Most of the time is like that:

Online mode: AJAX requests to server;

Offline mode: No AJAX request, but instead call a JS funtion that is
the equivalent for the AJAX call, but with local stored data.

For example, in my application I have another layer above the ajax
request and a map for ajax -> local

something like that:

action_1: {on: local_action_1, off: ajax_action_1}

and in my app I use Request.do(action_1), where Request is a class
that will verify is is online or offline mode and will do the
corresponding action.

A more clear example would be:

Lets say that we have an app with all countries from the world and
clicking on a country will render a list of towns from that country.
Also, many filters can be applied.
This is an AJAX request that will query server like /get_towns?
country_id=x&min_pop_size=y&any_number_of_filter_params and server
will respond with a JSON with the filtered list.
It is imposible to cache all combination of filters.
Now, if is it offline mode, no request is done, instead a get_towns
(country_id,filter_obj) local function is called that will get the
filtered list from local DB and will return same JSON format as the
ajax request.

Hope things are clearer now.

ways (security mainly)

On May 28, 5:42 pm, nightingale1785 <[email protected]> wrote:
> I read the google gears documents.

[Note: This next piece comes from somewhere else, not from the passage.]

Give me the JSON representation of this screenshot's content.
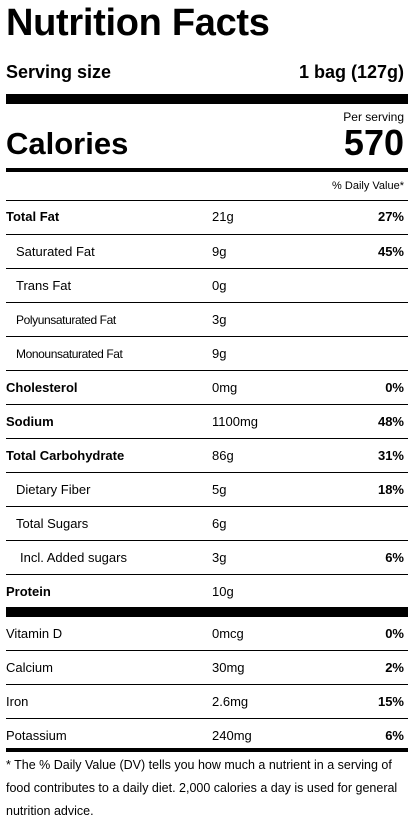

But I still have too many questions
> on my mind.
>
> I still dont understand how to make Ajax applications work offline?
>
> How do we cache the Ajax response?
>
> As far as I understand,  when any ajax request is given from the
> application,
>
> 1. Initialize gears.
>
> 2. Try to get the response from the local server. (How do we put that
> in the local server? Can we give Ajax URL request in the manifest.json
> to be cached?)
>
> 3. If not available, Give the server request.
>
> Is this the way it works?
>
> I know Its a dumb question . Some one please answer. I am lost!